他当即找来党派秘书:「把这篇文章抄录几份,给几个党派说得上话的瞧一瞧。里头问得很好,天下能读书识字者寥寥无几,待组党成功,教育变革的事宜,必须提上日程。」
他表面依附袁世凯,联合众多保守党派,与南方国党在国会内部争夺话语权,实则是希望藉助袁世凯的权力,实现自己的宪政理想,想要「带袁世凯上政治轨道」,引导其走向开明专制与法治国家。
他加入进步党并出任司法总长,便是试图通过司法独立丶教育改革等制度建设,为现代国家奠定基础。

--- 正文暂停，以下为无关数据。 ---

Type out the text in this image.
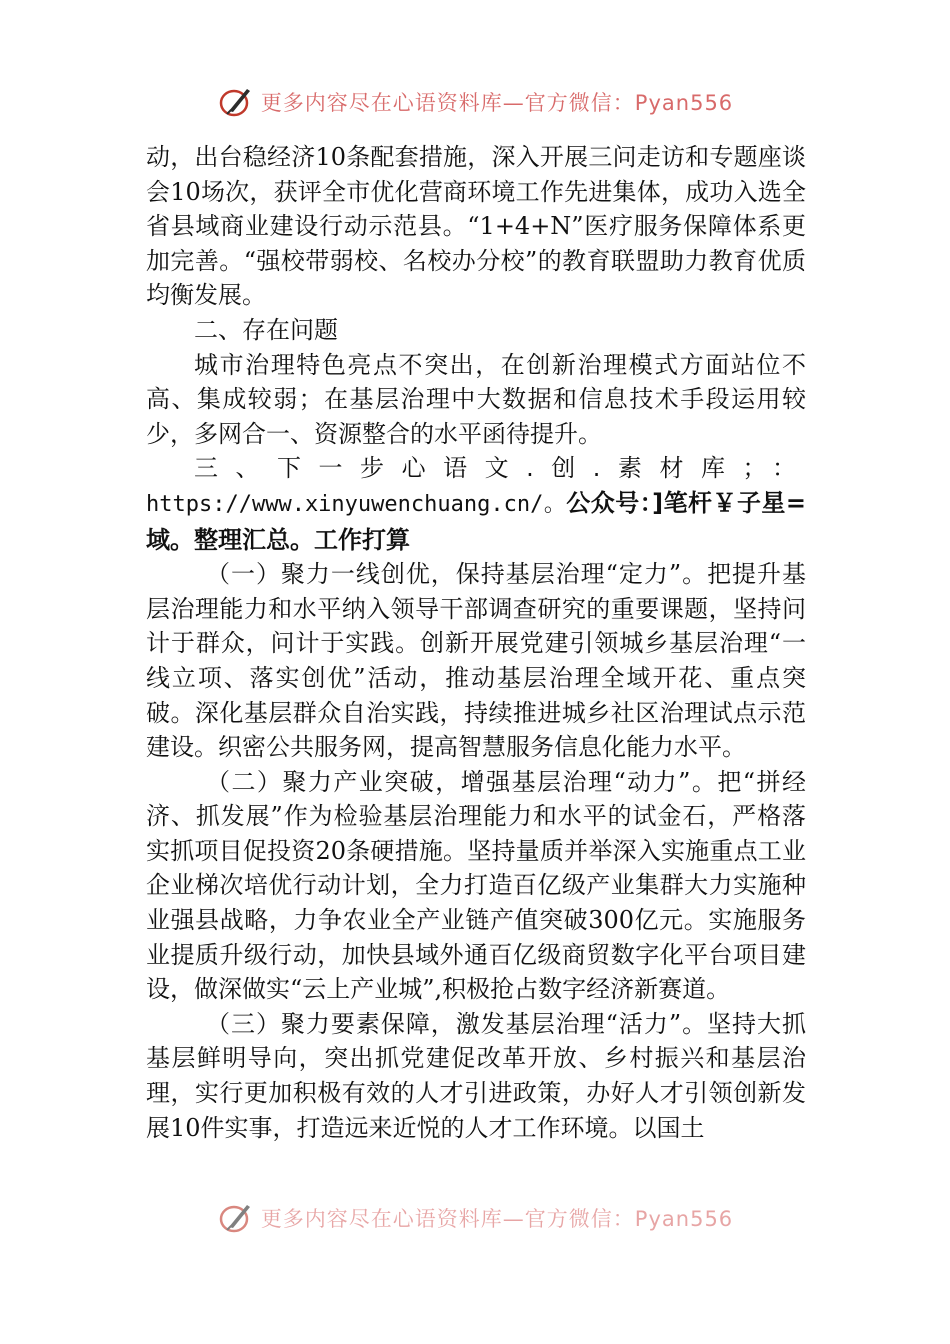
更多内容尽在心语资料库—官方微信：Pyan556

动，出台稳经济10条配套措施，深入开展三问走访和专题座谈会10场次，获评全市优化营商环境工作先进集体，成功入选全省县域商业建设行动示范县。“1+4+N”医疗服务保障体系更加完善。“强校带弱校、名校办分校”的教育联盟助力教育优质均衡发展。

二、存在问题

城市治理特色亮点不突出，在创新治理模式方面站位不高、集成较弱；在基层治理中大数据和信息技术手段运用较少，多网合一、资源整合的水平函待提升。

三、下一步心语文.创.素材库；： https://www.xinyuwenchuang.cn/。公众号：]笔杆￥子星=域。整理汇总。工作打算

（一）聚力一线创优，保持基层治理“定力”。把提升基层治理能力和水平纳入领导干部调查研究的重要课题，坚持问计于群众，问计于实践。创新开展党建引领城乡基层治理“一线立项、落实创优”活动，推动基层治理全域开花、重点突破。深化基层群众自治实践，持续推进城乡社区治理试点示范建设。织密公共服务网，提高智慧服务信息化能力水平。

（二）聚力产业突破，增强基层治理“动力”。把“拼经济、抓发展”作为检验基层治理能力和水平的试金石，严格落实抓项目促投资20条硬措施。坚持量质并举深入实施重点工业企业梯次培优行动计划，全力打造百亿级产业集群大力实施种业强县战略，力争农业全产业链产值突破300亿元。实施服务业提质升级行动，加快县域外通百亿级商贸数字化平台项目建设，做深做实“云上产业城”,积极抢占数字经济新赛道。

（三）聚力要素保障，激发基层治理“活力”。坚持大抓基层鲜明导向，突出抓党建促改革开放、乡村振兴和基层治理，实行更加积极有效的人才引进政策，办好人才引领创新发展10件实事，打造远来近悦的人才工作环境。以国土

更多内容尽在心语资料库—官方微信：Pyan556
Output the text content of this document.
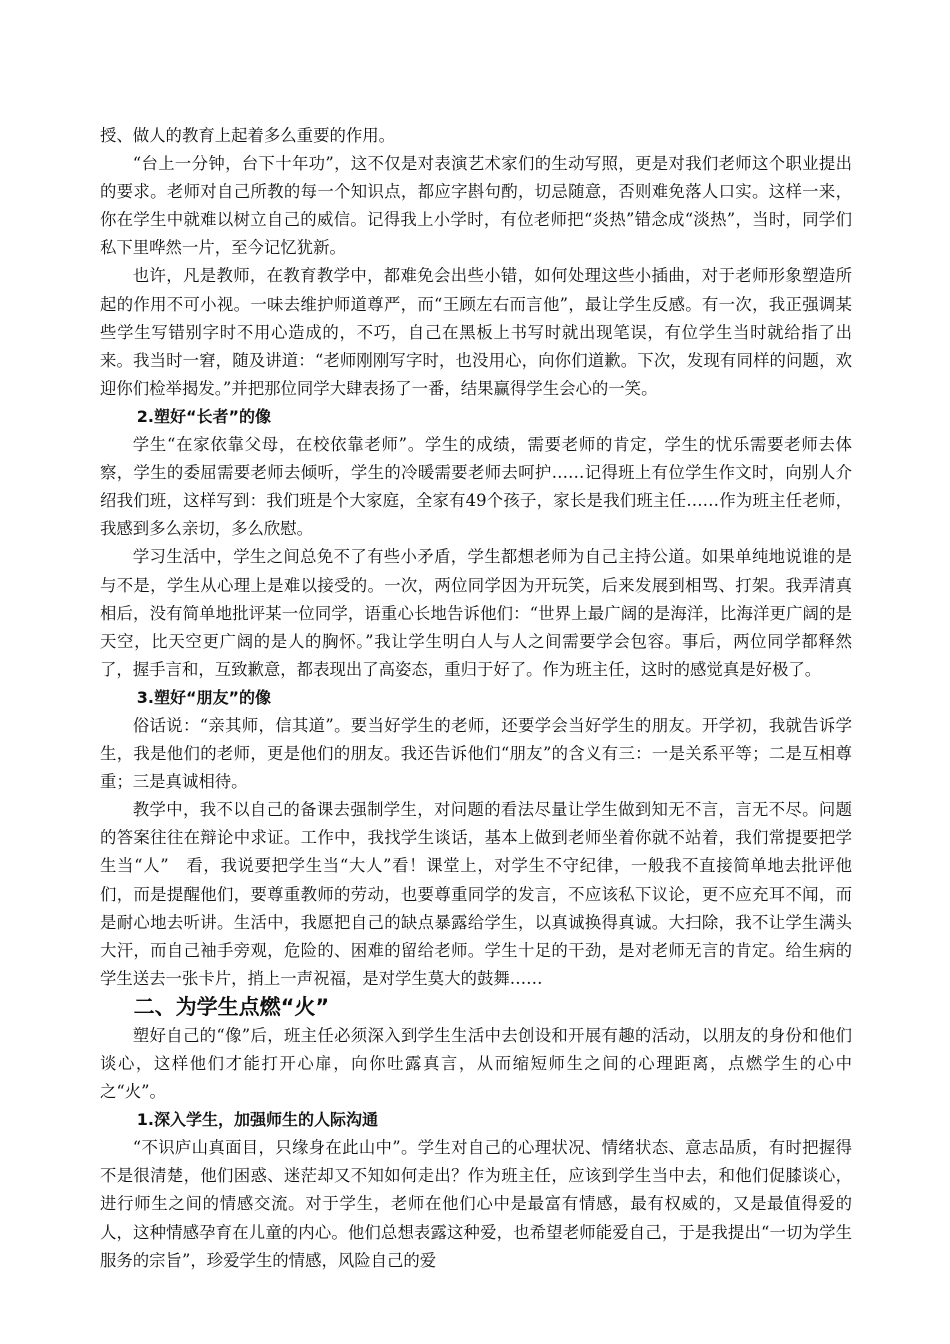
授、做人的教育上起着多么重要的作用。

“台上一分钟，台下十年功”，这不仅是对表演艺术家们的生动写照，更是对我们老师这个职业提出的要求。老师对自己所教的每一个知识点，都应字斟句酌，切忌随意，否则难免落人口实。这样一来，你在学生中就难以树立自己的威信。记得我上小学时，有位老师把“炎热”错念成“淡热”，当时，同学们私下里哗然一片，至今记忆犹新。

也许，凡是教师，在教育教学中，都难免会出些小错，如何处理这些小插曲，对于老师形象塑造所起的作用不可小视。一味去维护师道尊严，而“王顾左右而言他”，最让学生反感。有一次，我正强调某些学生写错别字时不用心造成的，不巧，自己在黑板上书写时就出现笔误，有位学生当时就给指了出来。我当时一窘，随及讲道：“老师刚刚写字时，也没用心，向你们道歉。下次，发现有同样的问题，欢迎你们检举揭发。”并把那位同学大肆表扬了一番，结果赢得学生会心的一笑。

2.塑好“长者”的像

学生“在家依靠父母，在校依靠老师”。学生的成绩，需要老师的肯定，学生的忧乐需要老师去体察，学生的委屈需要老师去倾听，学生的冷暖需要老师去呵护……记得班上有位学生作文时，向别人介绍我们班，这样写到：我们班是个大家庭，全家有49个孩子，家长是我们班主任……作为班主任老师，我感到多么亲切，多么欣慰。

学习生活中，学生之间总免不了有些小矛盾，学生都想老师为自己主持公道。如果单纯地说谁的是与不是，学生从心理上是难以接受的。一次，两位同学因为开玩笑，后来发展到相骂、打架。我弄清真相后，没有简单地批评某一位同学，语重心长地告诉他们：“世界上最广阔的是海洋，比海洋更广阔的是天空，比天空更广阔的是人的胸怀。”我让学生明白人与人之间需要学会包容。事后，两位同学都释然了，握手言和，互致歉意，都表现出了高姿态，重归于好了。作为班主任，这时的感觉真是好极了。

3.塑好“朋友”的像

俗话说：“亲其师，信其道”。要当好学生的老师，还要学会当好学生的朋友。开学初，我就告诉学生，我是他们的老师，更是他们的朋友。我还告诉他们“朋友”的含义有三：一是关系平等；二是互相尊重；三是真诚相待。

教学中，我不以自己的备课去强制学生，对问题的看法尽量让学生做到知无不言，言无不尽。问题的答案往往在辩论中求证。工作中，我找学生谈话，基本上做到老师坐着你就不站着，我们常提要把学生当“人”　看，我说要把学生当“大人”看！课堂上，对学生不守纪律，一般我不直接简单地去批评他们，而是提醒他们，要尊重教师的劳动，也要尊重同学的发言，不应该私下议论，更不应充耳不闻，而是耐心地去听讲。生活中，我愿把自己的缺点暴露给学生，以真诚换得真诚。大扫除，我不让学生满头大汗，而自己袖手旁观，危险的、困难的留给老师。学生十足的干劲，是对老师无言的肯定。给生病的学生送去一张卡片，捎上一声祝福，是对学生莫大的鼓舞……

二、为学生点燃“火”

塑好自己的“像”后，班主任必须深入到学生生活中去创设和开展有趣的活动，以朋友的身份和他们谈心，这样他们才能打开心扉，向你吐露真言，从而缩短师生之间的心理距离，点燃学生的心中之“火”。

1.深入学生，加强师生的人际沟通

“不识庐山真面目，只缘身在此山中”。学生对自己的心理状况、情绪状态、意志品质，有时把握得不是很清楚，他们困惑、迷茫却又不知如何走出？作为班主任，应该到学生当中去，和他们促膝谈心，进行师生之间的情感交流。对于学生，老师在他们心中是最富有情感，最有权威的，又是最值得爱的人，这种情感孕育在儿童的内心。他们总想表露这种爱，也希望老师能爱自己，于是我提出“一切为学生服务的宗旨”，珍爱学生的情感，风险自己的爱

可袁世凯何等精明狡诈,向来只有他借旁人当刀,怎会甘愿成为他人棋子?梁啓超这场宪政美梦,怕是要等到袁世凯憋不住野心丶策划称帝之后,才会彻底破碎。
北大教员办公室内,几位教授围坐闲谈。
一人笑着打趣沈尹默:「秋明,你帮人家说话,别人可不领你的情啊。」
沈尹默也看了石见的文章:「你不觉得此文问的问题好吗?」
「结构倒是周正,算得上一篇不错的政论文,就是用词用语太俗了些,失了斯文。」另一人撇撇嘴道。
沈尹默笑了:「人家本就是以通俗小说作家的身份发声,要骂的就是我们这些守着文言不放的人。若是辞藻华丽丶典故信手拈来,那还骂什么劲?反倒落了下乘。」
「秋明这话说得倒也有意思。」众人哄笑一阵。
沈尹默完全是因为兄弟关系,才被归入太炎门下,被视为考据派一员。
比起文学论战,他更痴迷于书法。1907年,沈尹默从陕西回到浙江故乡,因刘季平(刘三)介绍认识陈独秀。陈独秀见到沈尹默所书诗幅,认为诗歌很好,但书法「其俗在骨」。沈尹默听后,如闻当头棒喝,他以后便以「北碑」书法为改变气质之具,潜心碑版几乎二十年之久。
此次出头与桐城派对战,一半是还几位学科学长的人情,另一半,也是他心底真正的想法,白话文丶通俗小说,本就该有自己的出路。
反正他又不是真正的太炎门下,随便怎么骂,骂得也是他兄弟。
真正愁得脑袋发胀的,是桐城派的姚永朴先生。
他望着眼前的乱局,全然摸不清风向。
这场论战,本是他批评通俗小说而起,随后沈尹默出头,借题发挥批评桐城派,紧接着便是桐城派与太炎门下考据派的混战。
可谁曾想,半路上突然冒出来一个自称桐城派的人,把所有通俗小说丶白话文作家都拖下了水。紧接着,石见忍无可忍发声,一竿子打翻桐城派和考据派。
不是,你们和考据派不是一条裤子的吗?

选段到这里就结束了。